Posted in CERCLA, Clean Air Act, Clean Water Act, NEPA tagged , , , , , , , , , , , , at 7:55 pm by smtaber

In the past week the Federal courts came down with five opinions that related to Environmental law:

  1. Environmental Conservation Organization v. City of Dallas, Case No. 07-10583 (5th Cir., May 27, 2008). Clean Water Act. The court dismissed the Clean Water Act citizens’ suit case as being moot. The Environmental Conservation Organization filed a lawsuit against Dallas alleging that the City had violated the Clean Water Act in the operation of the storm water sewer. Although neither the state or the Federal EPA filed a lawsuit during the 60-day notice period, the USEPA did issue a compliance order and eventually filed an enforcement action against the City. ECO declined to join in that enforcement action. The court held that the USEPA’s Consent Decree with the City effectively mooted ECO’s citizens’ suit.
  2. Raytheon Aircraft Co. v.

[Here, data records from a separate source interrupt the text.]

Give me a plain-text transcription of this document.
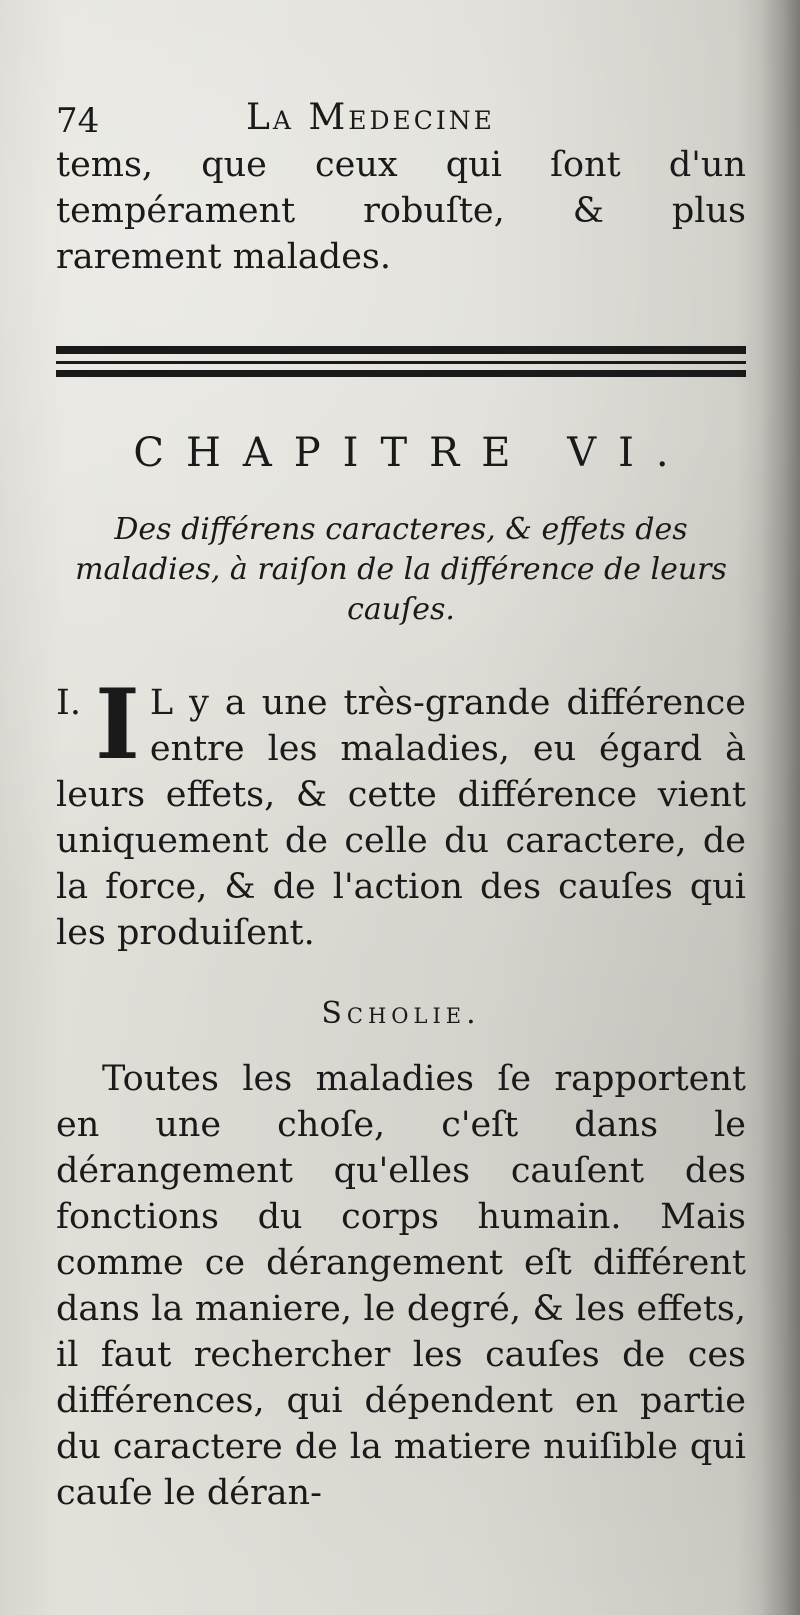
74	La Medecine

tems, que ceux qui ſont d'un tempérament robuſte, & plus rarement malades.

CHAPITRE VI.
Des différens caracteres, & effets des maladies, à raiſon de la différence de leurs cauſes.

I. I L y a une très-grande différence entre les maladies, eu égard à leurs effets, & cette différence vient uniquement de celle du caractere, de la force, & de l'action des cauſes qui les produiſent.

Scholie.

Toutes les maladies ſe rapportent en une choſe, c'eſt dans le dérangement qu'elles cauſent des fonctions du corps humain. Mais comme ce dérangement eſt différent dans la maniere, le degré, & les effets, il faut rechercher les cauſes de ces différences, qui dépendent en partie du caractere de la matiere nuiſible qui cauſe le déran-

United States, Case No. 05-2328 (D.Kan. May 30, 2008). CERCLA. After a ten-day trial the U.S. District Court held that Raytheon had not proved that the United States, through the actions of the Army Air Force in the early 1940’s was liable under either section 107(a) cost recovery section or section 113(f) contribution section for a portion of a clean-up of trichloroethylene (TCE). In addition, the court held that Raytheon was liable to the United States for the response costs of the USEPA.
  3. Sauk County v. U.S. Department of the Interior, Case No. 07-543 (W.D. Wis. May 29, 2008). NEPA. A county in Wisconsin sought to challenge the Department of Interior taking into trust five acres land for the Ho Chunk Nation. Among other things, the County alleged that the department wrongly denied the County standing to challenge the finding that the action would have no significant impact under NEPA. On a motion for summary judgment, the court held that the department decision should be affirmed. The court held that the County had not shown that it suffered a “concrete and particularized injury that is either actual or imminent, that the injury is traceable to the challenged action of the defendant and that is likely that the injury will be redressed by a favorable decision.”

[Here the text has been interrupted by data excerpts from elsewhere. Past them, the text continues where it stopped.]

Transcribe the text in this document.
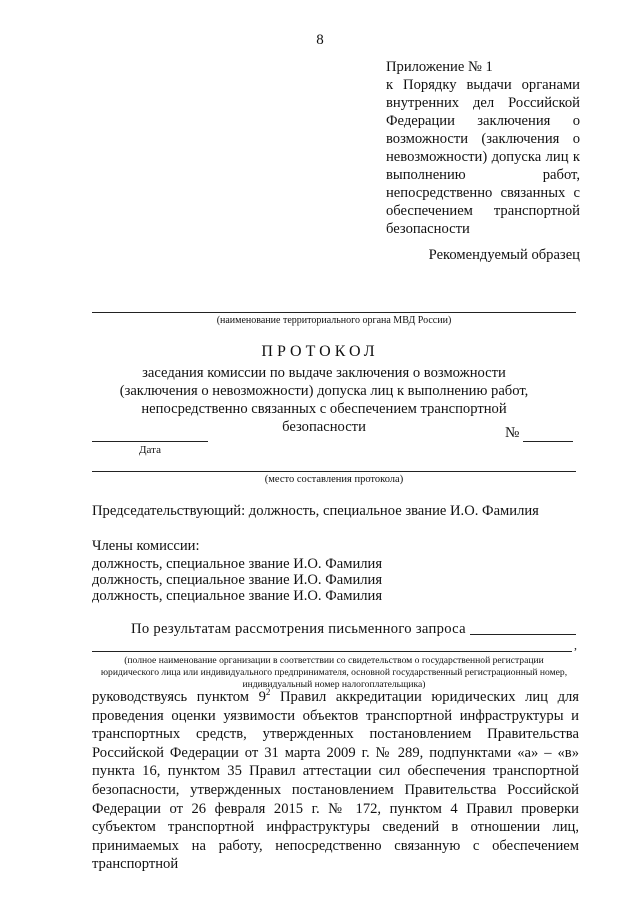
8
Приложение № 1
к Порядку выдачи органами внутренних дел Российской Федерации заключения о возможности (заключения о невозможности) допуска лиц к выполнению работ, непосредственно связанных с обеспечением транспортной безопасности
Рекомендуемый образец
(наименование территориального органа МВД России)
ПРОТОКОЛ
заседания комиссии по выдаче заключения о возможности (заключения о невозможности) допуска лиц к выполнению работ, непосредственно связанных с обеспечением транспортной безопасности
Дата
№
(место составления протокола)
Председательствующий: должность, специальное звание И.О. Фамилия
Члены комиссии:
должность, специальное звание И.О. Фамилия
должность, специальное звание И.О. Фамилия
должность, специальное звание И.О. Фамилия
По результатам рассмотрения письменного запроса
,
(полное наименование организации в соответствии со свидетельством о государственной регистрации юридического лица или индивидуального предпринимателя, основной государственный регистрационный номер, индивидуальный номер налогоплательщика)
руководствуясь пунктом $9^2$ Правил аккредитации юридических лиц для проведения оценки уязвимости объектов транспортной инфраструктуры и транспортных средств, утвержденных постановлением Правительства Российской Федерации от 31 марта 2009 г. № 289, подпунктами «а» – «в» пункта 16, пунктом 35 Правил аттестации сил обеспечения транспортной безопасности, утвержденных постановлением Правительства Российской Федерации от 26 февраля 2015 г. № 172, пунктом 4 Правил проверки субъектом транспортной инфраструктуры сведений в отношении лиц, принимаемых на работу, непосредственно связанную с обеспечением транспортной
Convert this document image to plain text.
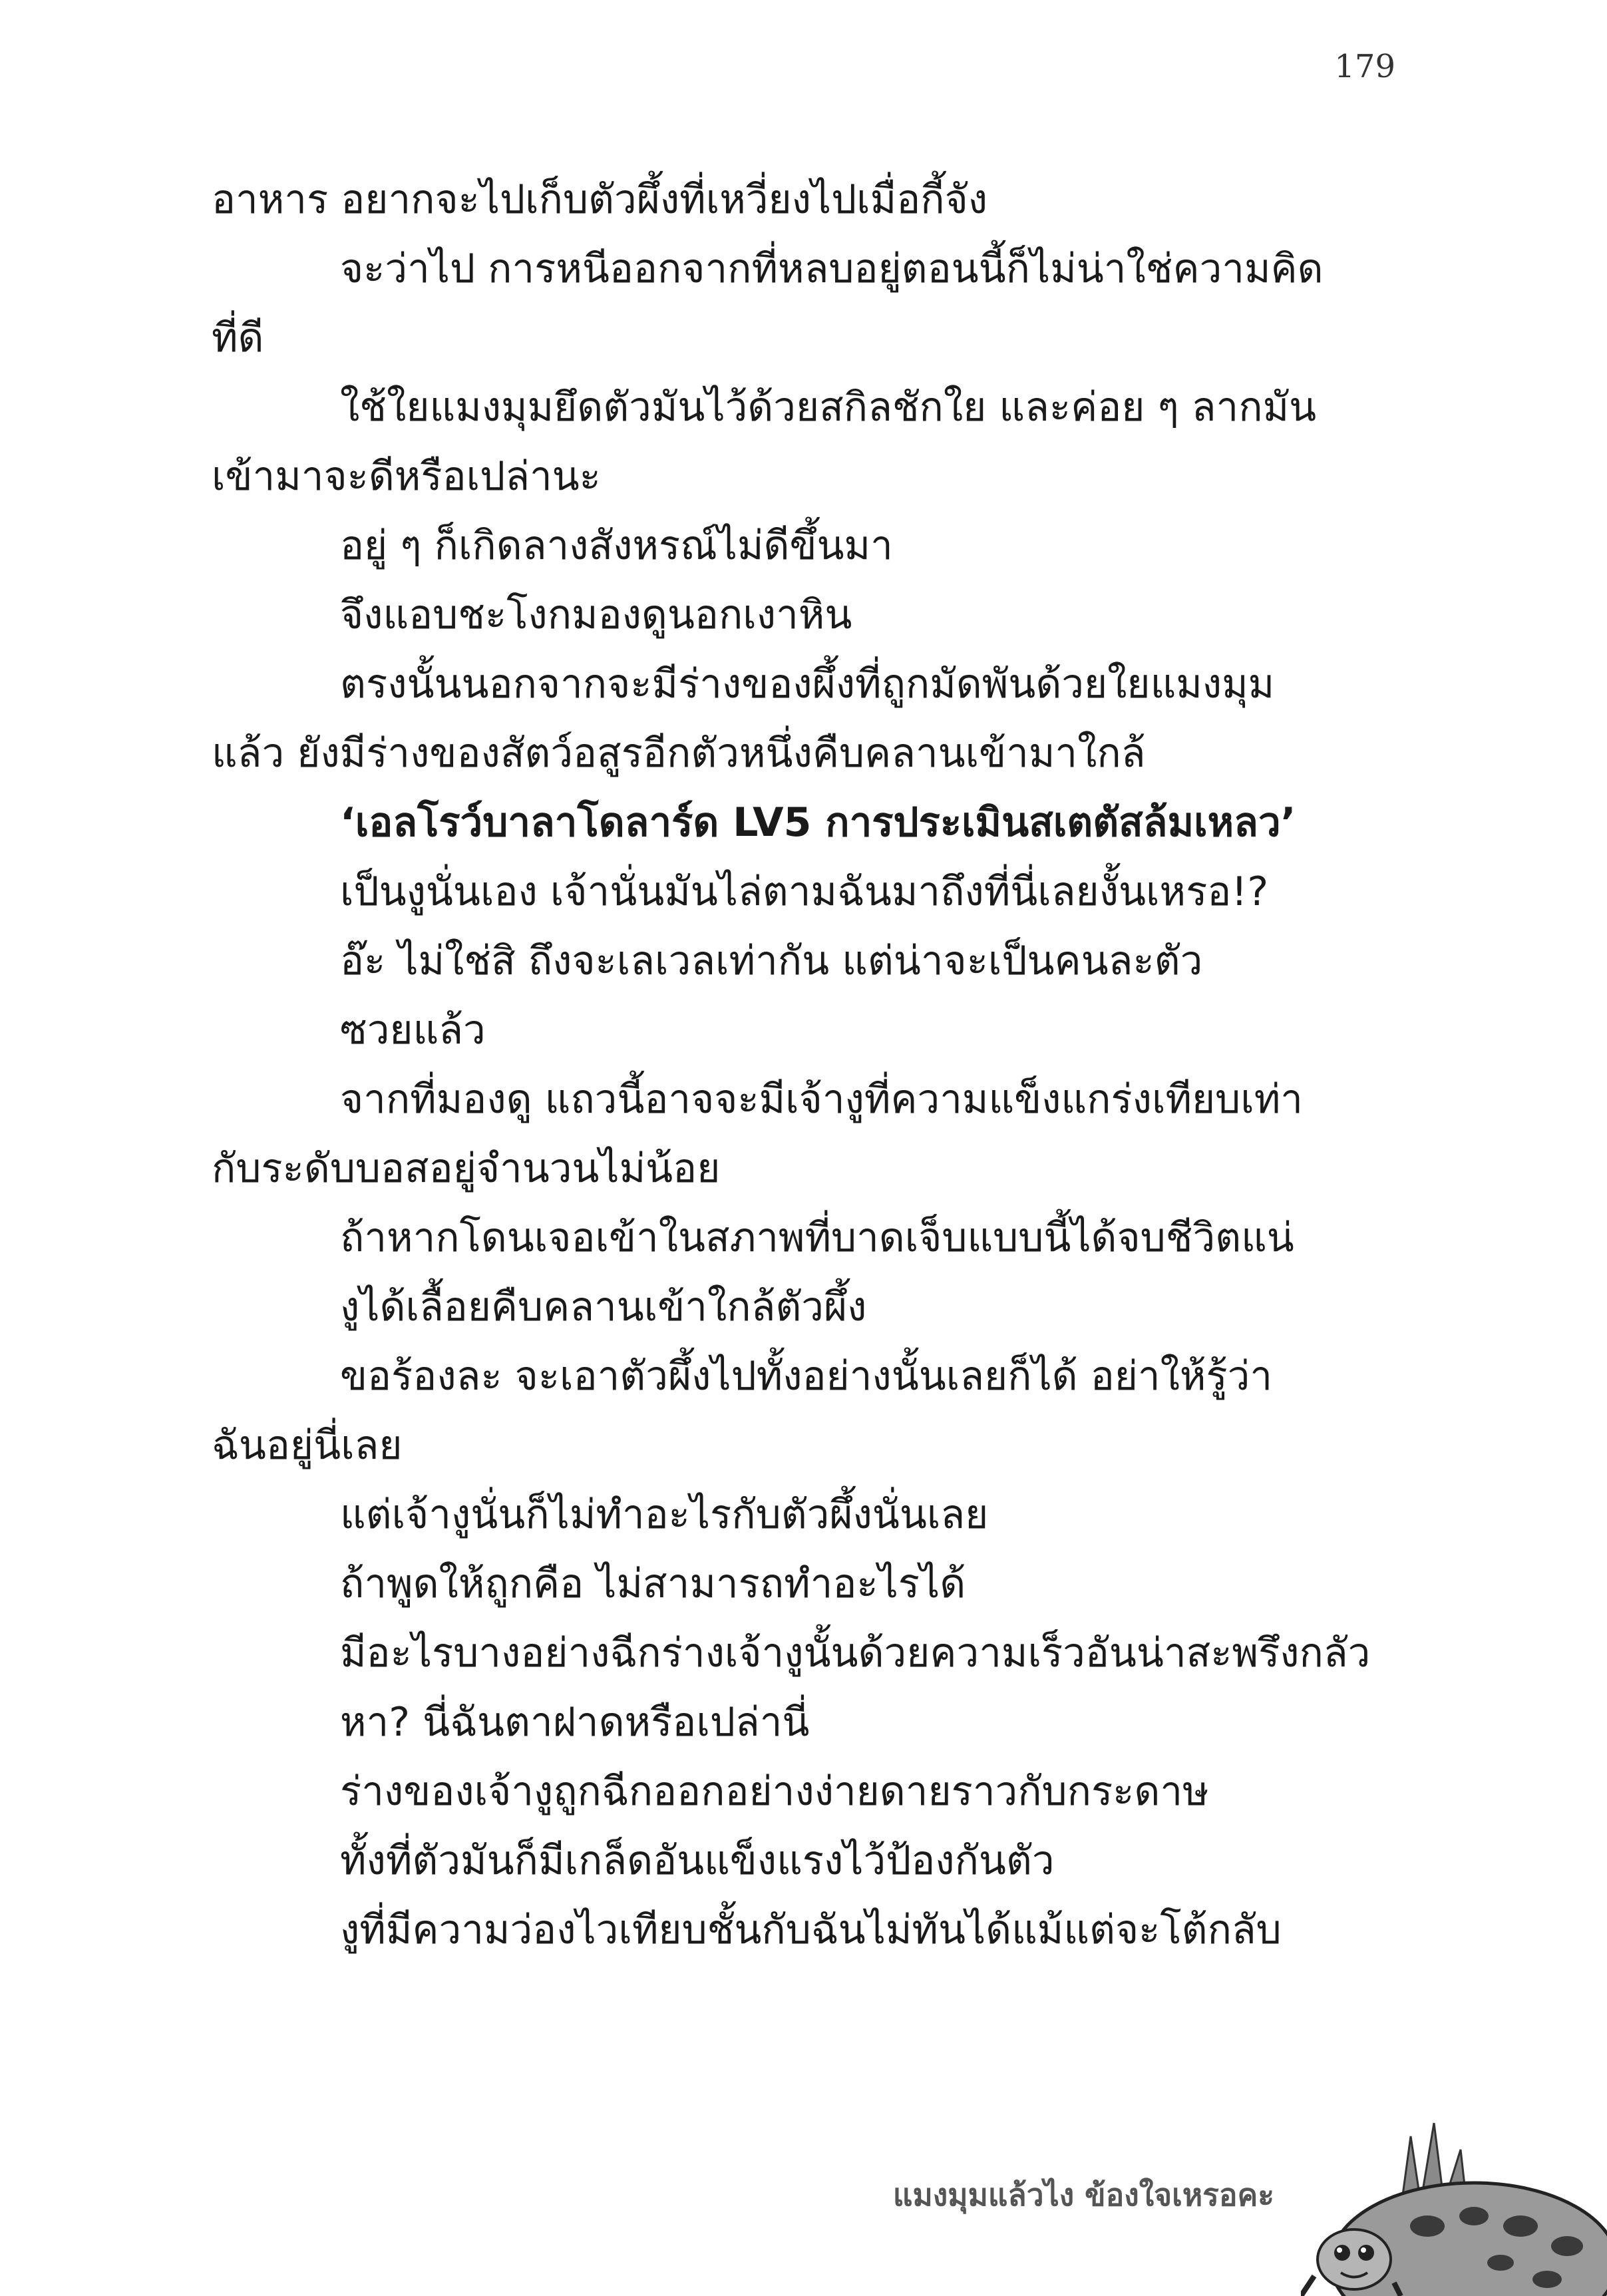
179

อาหาร อยากจะไปเก็บตัวผึ้งที่เหวี่ยงไปเมื่อกี้จัง

จะว่าไป การหนีออกจากที่หลบอยู่ตอนนี้ก็ไม่น่าใช่ความคิด

ที่ดี

ใช้ใยแมงมุมยึดตัวมันไว้ด้วยสกิลชักใย และค่อย ๆ ลากมัน

เข้ามาจะดีหรือเปล่านะ

อยู่ ๆ ก็เกิดลางสังหรณ์ไม่ดีขึ้นมา

จึงแอบชะโงกมองดูนอกเงาหิน

ตรงนั้นนอกจากจะมีร่างของผึ้งที่ถูกมัดพันด้วยใยแมงมุม

แล้ว ยังมีร่างของสัตว์อสูรอีกตัวหนึ่งคืบคลานเข้ามาใกล้

‘เอลโรว์บาลาโดลาร์ด LV5 การประเมินสเตตัสล้มเหลว’

เป็นงูนั่นเอง เจ้านั่นมันไล่ตามฉันมาถึงที่นี่เลยงั้นเหรอ!?

อ๊ะ ไม่ใช่สิ ถึงจะเลเวลเท่ากัน แต่น่าจะเป็นคนละตัว

ซวยแล้ว

จากที่มองดู แถวนี้อาจจะมีเจ้างูที่ความแข็งแกร่งเทียบเท่า

กับระดับบอสอยู่จำนวนไม่น้อย

ถ้าหากโดนเจอเข้าในสภาพที่บาดเจ็บแบบนี้ได้จบชีวิตแน่

งูได้เลื้อยคืบคลานเข้าใกล้ตัวผึ้ง

ขอร้องละ จะเอาตัวผึ้งไปทั้งอย่างนั้นเลยก็ได้ อย่าให้รู้ว่า

ฉันอยู่นี่เลย

แต่เจ้างูนั่นก็ไม่ทำอะไรกับตัวผึ้งนั่นเลย

ถ้าพูดให้ถูกคือ ไม่สามารถทำอะไรได้

มีอะไรบางอย่างฉีกร่างเจ้างูนั้นด้วยความเร็วอันน่าสะพรึงกลัว

หา? นี่ฉันตาฝาดหรือเปล่านี่

ร่างของเจ้างูถูกฉีกออกอย่างง่ายดายราวกับกระดาษ

ทั้งที่ตัวมันก็มีเกล็ดอันแข็งแรงไว้ป้องกันตัว

งูที่มีความว่องไวเทียบชั้นกับฉันไม่ทันได้แม้แต่จะโต้กลับ

แมงมุมแล้วไง ข้องใจเหรอคะ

  4. Ohio Valley Environmental Coalition, Inc. v. Apogee Coal Co., Case No. 07-0413 (S.D. W.Va. May 27, 2008). Clean Water Act. Environmental group brought a lawsuit against two mining companies under the Clean Water Act and the Surface Mining Control and Reclamation Act for discharges of selenium from their mining operations in violation of their NPDES permits. Court held, upon motion for summary judgment, that Apogee Coal Co. had violated its permit, while Hobet Mining did not.
  5. Ogeechee-Canoochee Riverkeeper Inc. v. U.S. Army Corps of Engineers, Case No. 606CV102 (S.D. Ga. May 27, 2008). Clean Water Act. Environmental group brought an Administrative Procedure Act claim against the Army Corps of Engineers challenging a Corps decision to exempt a proposed timber harvest from Clean Water Act regulation. Because the Corps failed to show that the area it proposed to be exempt had a history of silviculture and was presently being used for silviculture, the court granted the environmental group’s motion for summary judgment.